Mg-Fe-Al mixed oxides with mesoporous properties prepared from hydrotalcite as precursors: Catalytic behavior in ethylbenzene dehydrogenation

Supported iron catalyst was prepared from Mg-Fe-Al hydrotalcite-like compounds as precursors and successfully applied for the ethylbenzene dehydrogenation to styrene. After the calcination, the iron-substituted hydrotalcite-like samples were converted to mixed oxides with a high surface area as well as a mesoporous character; the XRD analysis indicates the formation of periclase Mg(Fe, Al)O as a main phase. Catalytic tests of the Mg2FexAl1−x catalysts showed that the styrene conversion increased with increasing the iron content up to x = 0.75 and then decreased, while the selectivity was the highest at x = 0.25. The optimum temperature for the reaction was 550 °C, which was lower than that used in the commercial process.

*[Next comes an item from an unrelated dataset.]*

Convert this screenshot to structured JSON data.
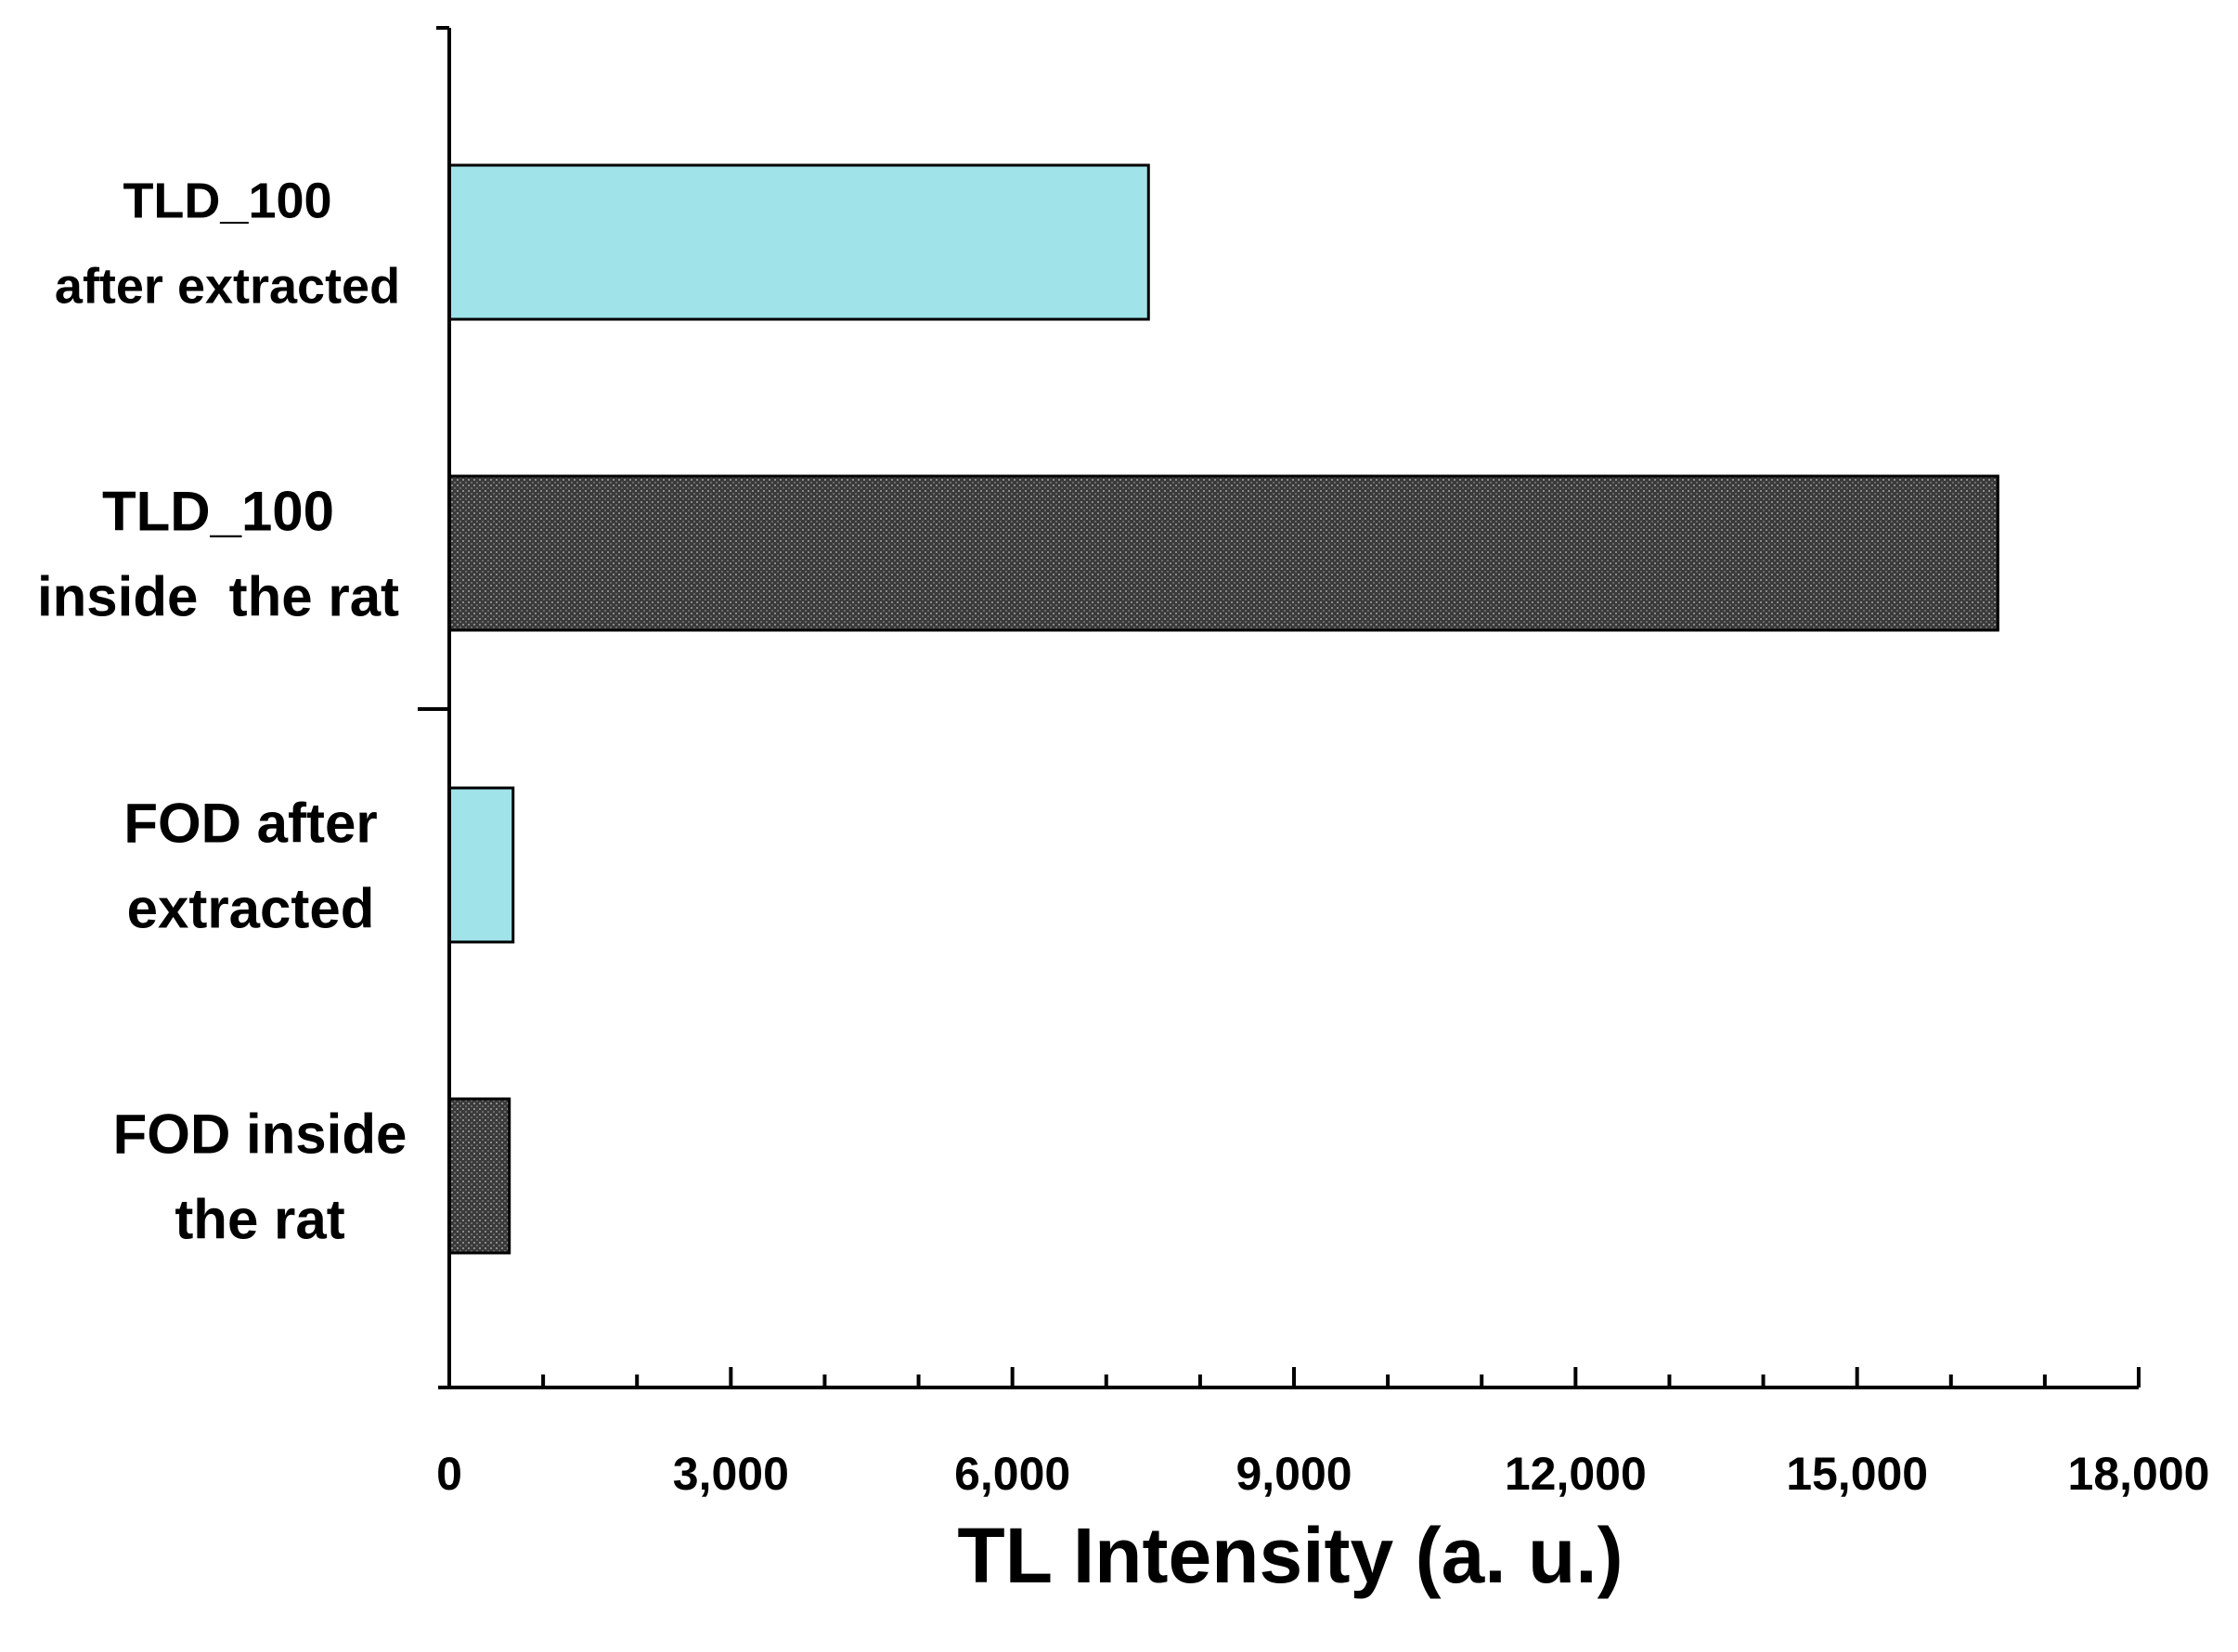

No favorable effect of the addition of either CO2 or O2 in the reaction medium was observed in this reaction. Actually, the pre-treatment with H2 resulted in an increase in the activity at the beginning of the reaction as well as a stable activity during the reaction. The ethylbenzene conversion of 60% and the styrene selectivity of 95% were kept for 3 h over Mg3Fe0.5Al0.5 catalyst at 550 °C. After the reaction for 3 h, the iron species on the catalyst was partially reduced to the valence state between Fe2+ and Fe3+. The high catalytic performance can probably be attributed to the formation of partially reduced iron oxides on the surface of catalyst and to the high surface area along with the porous structure, which originated from the Mg-Fe-Al hydrotalcite structure in the precursors.